31 May

Wordfence Premium Is Not Real-Time Protection

The company behind the Wordfence Security plugin is not by any means an honest company from what we have seen from over the years, so it wasn’t surprising for us torun across them advertising their payed service in a dishonest way. Yesterday we had noted that they appear to have left the public in the dark about an unfixed vulnerability in a WordPress plugin that was being exploited. After viewing Wordfence’s website while looking over that post we started getting re-targeted ads for their Wordfence Premium service and a lot of them.

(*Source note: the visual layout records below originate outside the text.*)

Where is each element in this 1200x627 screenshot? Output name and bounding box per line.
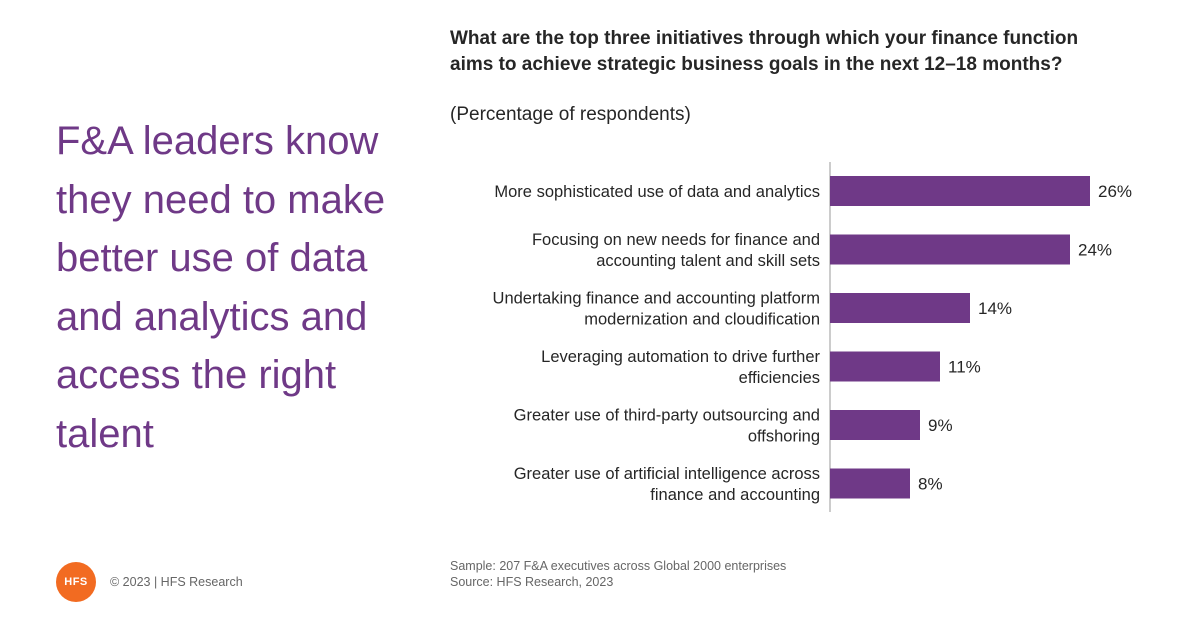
chart-title: What are the top three initiatives throu…	[450, 28, 1079, 75]
headline: F&A leaders know they need to make bette…	[56, 119, 386, 456]
bar	[830, 176, 1090, 206]
category-label: Greater use of third-party outsourcing a…	[514, 407, 820, 446]
copyright: © 2023 | HFS Research	[110, 575, 243, 589]
bar	[830, 468, 910, 499]
hfs-logo: HFS	[56, 562, 96, 602]
bar	[830, 293, 970, 323]
bar	[830, 234, 1070, 265]
bar	[830, 410, 920, 440]
value-label: 8%	[918, 475, 943, 494]
category-label: Leveraging automation to drive further ef…	[541, 348, 820, 387]
value-label: 9%	[928, 416, 953, 435]
value-label: 26%	[1098, 182, 1132, 201]
footnote: Sample: 207 F&A executives across Global…	[450, 558, 786, 590]
bar	[830, 351, 940, 382]
category-label: Undertaking finance and accounting platf…	[493, 290, 820, 329]
category-label: Focusing on new needs for finance and acc…	[532, 231, 820, 270]
category-label: Greater use of artificial intelligence a…	[514, 465, 820, 504]
logo-text: HFS	[64, 576, 88, 588]
value-label: 11%	[948, 358, 981, 377]
category-label: More sophisticated use of data and analy…	[494, 183, 820, 201]
chart-subtitle: (Percentage of respondents)	[450, 104, 691, 125]
source-note: Source: HFS Research, 2023	[450, 575, 614, 589]
sample-note: Sample: 207 F&A executives across Global…	[450, 559, 787, 573]
value-label: 14%	[978, 299, 1012, 318]
value-label: 24%	[1078, 241, 1112, 260]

By a lot, on just one page in one instance we served up five unique ads (plus multiple copies of the unique ads). What seems clearly to be key selling point is something that the security industry frequently uses to mislead people, which is promoting services as being “real-time”:

Here were three more ads also emphasizing that:

You don’t have to go any farther than Wordfence’s post we cited in our previous post to understand why real-time protection isn’t meaningful on its own. Real-time protection just refers to the speed that updates are propagated to customers, it doesn’t tell if they are providing updates in a timely basis though, which matters much more.

In their post they provided this timeline of a vulnerability:

  • May 24 – Vulnerability discovered. Notified developers privately.

  • May 28 – Patch released by developers. Firewall rule released for Premium users.

  • June 27 – Planned date for firewall rule’s release to Free users.

So they knew about a vulnerability for multiple days before they added protection on Tuesday, so not real-time at all. What makes that rather problematic according to a comment on their post, the vulnerability was already being exploited sometime last week. It even seems possible that Wordfence knew that it was being exploited as they don’t explain how they even knew about the vulnerability and it would seems to be a bit of an odd coincidence that they happened to randomly run across a vulnerability that was being exploited at the same time.

In the real world this leads to their customer getting hacked when they could have avoided being hacked by taking steps that are free, which the people behind Wordfence deal with, not by improving what they are doing, but instead simply lying and claiming they provide protection they didn’t. You would hope that something like that would hurt their business, but unfortunately with everything going wrong surrounding security, you don’t, say, have security journalist providing critical coverage of that sort of thing. Instead they spend their time spreading their lies, which might be explained in part by much of the security news industry, being done by people who work for security companies (sometimes secretly), so criticizing security companies could hurt their job prospects.

Another misleading claim they make, which makes it seems like maybe they are trying to take advantage of people who don’t have almost any familiarity with WordPress is that they tout it having 75 million downloads:

75 million is figure thrown around as to the total number of WordPress websites, so that would seem to be an incredibly high figure, but the actual current number of downloads of the plugin is 120 million. That is possible because the download count of WordPress plugin includes every time someone updates a plugin, so that figure isn’t all the meaningful. According to wordpress.org the number of active installations is 3+ million, which is impressive, so why mislead people?

We should note that having a lot of installs doesn’t necessarily tell if a security plugin is very good (and seems like it could indicate the inverse), with this plugin it could have do with things like lying and claiming that it “stops you from getting hacked”, when as the timeline mentioned before shows they intentionally leave people using their plugin but not paying for their payed service vulnerable until long after it usually matters. They also sell a hack cleanup service they promote with the popularity of the plugin, which in turn is promoted with the claim that it would lead to not need a cleanup service.